“The dirty secret of data science / data analysis right now is that what everyone talks about is machine learning, Kaggle competitions, “deep learning”, or other things. This is because it’s sexy and it sounds good. The truth is that 80% of what people actually do is data munging and data visualization.”
Most courses on data analysis try to teach you a bit about everything, and end up becoming full PhD level degrees that will take 5-10 years to complete.
For this course, we will take a slightly different approach. Rather than study everything there is about data analysis, we will take a few practical examples and analyse them in Python, learning the mindset you need to work with large datasets.
Pre-requisites: Basic knowledge of Python.
Topics we will cover
1. Introduction to Pandas, SQL, simple plotting with small datasets.
2. We have a large 4GB csv file that will not open in any application. What do we do? We transfer it to a SQL database of course. This makes it easy to query and ask questions.
3. The UK government releases a Excel file with all accidents in the UK over the last 30 years. Though it is 700MB, which isn’t very large at all, Excel still fails to open it.
The problem is, the file is too large to analyse by hand. What if we just want to look at accidents that occurred in London in July 2000 and save them to another Excel file? What if we want to know about accidents that killed at least 10 people due to snow in London? Pandas makes this sort of analysis quite easy, and that’s what we’ll look at.
4. Many times, the data we want is spread all over in multiple files, and we have to munge it together to make any sense of it. The analytics to my website are spread over different csv files. We will see how to combine them to get coherent results.

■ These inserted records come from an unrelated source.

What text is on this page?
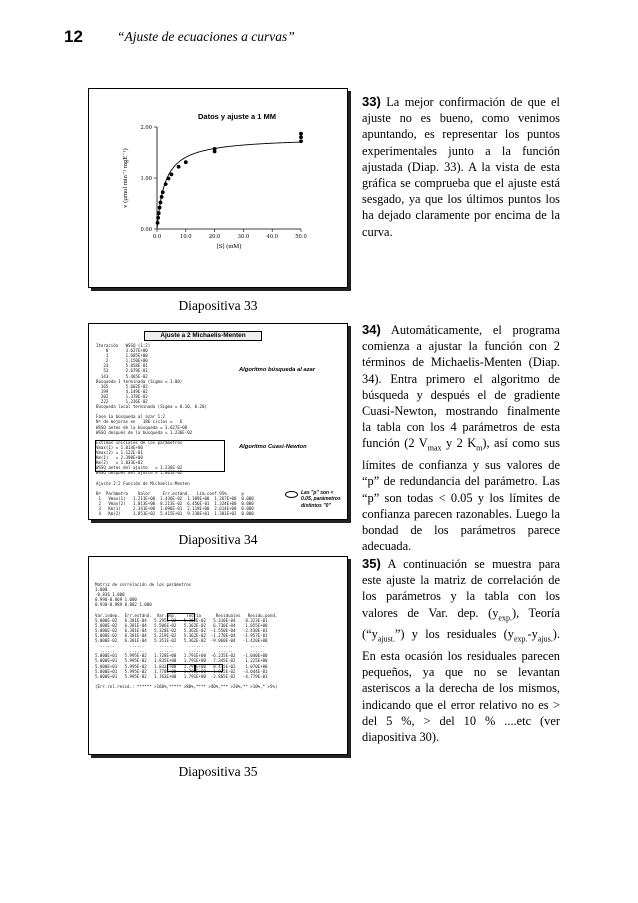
12	“Ajuste de ecuaciones a curvas”
Datos y ajuste a 1 MM
0.0	10.0	20.0	30.0	40.0	50.0
0.00
1.00
2.00
[S] (mM)
v (µmol min⁻¹ mgE⁻¹)
Diapositiva 33
Ajuste a 2 Michaelis-Menten
Iteración   WSSQ (1:2)
0       3.627E+00
1       1.685E+00
2       1.150E+00
23       5.058E-01
53       2.679E-01
143       5.465E-02
Búsqueda 1 terminada (Sigma = 1.00)
165       5.602E-02
199       4.149E-02
202       1.378E-02
222       1.236E-02
Búsqueda local terminada (Sigma = 0.10, 0.20)

Fase 1a búsqueda al azar 1:2
Nº de mejoras en   186 ciclos =   6
WSSQ antes de la búsqueda = 3.627E+00
WSSQ después de la búsqueda = 1.236E-02

Estimas iniciales de los parámetros
Vmax(1) = 1.014E+00
Vmax(2) = 1.122E-01
Km(1)   = 2.390E+00
Km(2)   = 1.033E+02
WSSQ antes del ajuste   = 1.236E-02
WSSQ después del ajuste = 1.061E-02

Ajuste 2:2 Función de Michaelis-Menten

Nº  Parámetro    Valor     Err.estánd.   Lím.conf.95%.     p
1   Vmax(1)   1.211E+00  1.436E-02  1.189E+00  1.267E+00  0.000
2   Vmax(2)   1.013E+00  8.213E-02  6.456E-01  1.324E+00  0.000
3   Km(1)     2.341E+00  1.096E-01  2.119E+00  2.614E+00  0.000
4   Km(2)     1.851E+02  5.415E+01  9.230E+01  1.381E+02  0.000
Algoritmo búsqueda al azar
Algoritmo Cuasi-Newton
Las "p" son < 0.05, parámetros distintos "0"
Diapositiva 34
Matriz de correlación de los parámetros
1.000
-0.836 1.000
0.990-0.869 1.000
0.930-0.989 0.882 1.000

Var.indep.  Err.estánd.  Var.dep.    Teoría      Residuales   Residu.pond.
5.000E-02   6.381E-04   5.295E-02   5.362E-02   5.310E-04    8.323E-01
5.000E-02   6.381E-04   5.506E-02   5.362E-02   6.730E-04    1.055E+00
5.000E-02   6.381E-04   5.320E-02   5.362E-02  -1.550E-04   -2.430E-01
5.000E-02   6.381E-04   5.219E-02   5.362E-02  -1.270E-04   -1.957E-01
5.000E-02   6.381E-04   5.351E-02   5.362E-02  -9.060E-04   -1.420E+00
......      ......      ......      ......      ......       ......
......      ......      ......      ......      ......       ......
5.000E+01   5.995E-02   1.728E+00   1.791E+00  -6.235E-02   -1.040E+00
5.000E+01   5.995E-02   1.835E+00   1.791E+00   7.345E-02    1.225E+00
5.000E+01   5.995E-02   1.832E+00   1.791E+00   8.415E-02    1.070E+00
5.000E+01   5.995E-02   1.770E+00   1.791E+00  -1.825E-02   -3.044E-01
5.000E+01   5.995E-02   1.763E+00   1.791E+00  -2.865E-02   -4.779E-01

(Err.rel.resid.: ****** >160%,***** >80%,**** >40%,*** >20%,** >10%,* >5%)
Diapositiva 35
33) La mejor confirmación de que el ajuste no es bueno, como venimos apuntando, es representar los puntos experimentales junto a la función ajustada (Diap. 33). A la vista de esta gráfica se comprueba que el ajuste está sesgado, ya que los últimos puntos los ha dejado claramente por encima de la curva.
34) Automáticamente, el programa comienza a ajustar la función con 2 términos de Michaelis-Menten (Diap. 34). Entra primero el algoritmo de búsqueda y después el de gradiente Cuasi-Newton, mostrando finalmente la tabla con los 4 parámetros de esta función (2 $V_{max}$ y 2 $K_m$), así como sus límites de confianza y sus valores de “p” de redundancia del parámetro. Las “p” son todas < 0.05 y los límites de confianza parecen razonables. Luego la bondad de los parámetros parece adecuada.
35) A continuación se muestra para este ajuste la matriz de correlación de los parámetros y la tabla con los valores de Var. dep. $(y_{exp.})$, Teoría $(“y_{ajust.}”)$ y los residuales $(y_{exp.}-y_{ajus.})$. En esta ocasión los residuales parecen pequeños, ya que no se levantan asteriscos a la derecha de los mismos, indicando que el error relativo no es > del 5 %, > del 10 % ....etc (ver diapositiva 30).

5. The Enron email set. More than 2.5 GB, they contain thousands and thousands of emails sent by Enron employees before the company went bust. We will look at how to analyse file where data is spread over thousands of text files in hundreds of folders, and finding data is like sorting through a haystack.
Specifically, we will find out who sent and received the most emails at Enron, and which domains were most popular.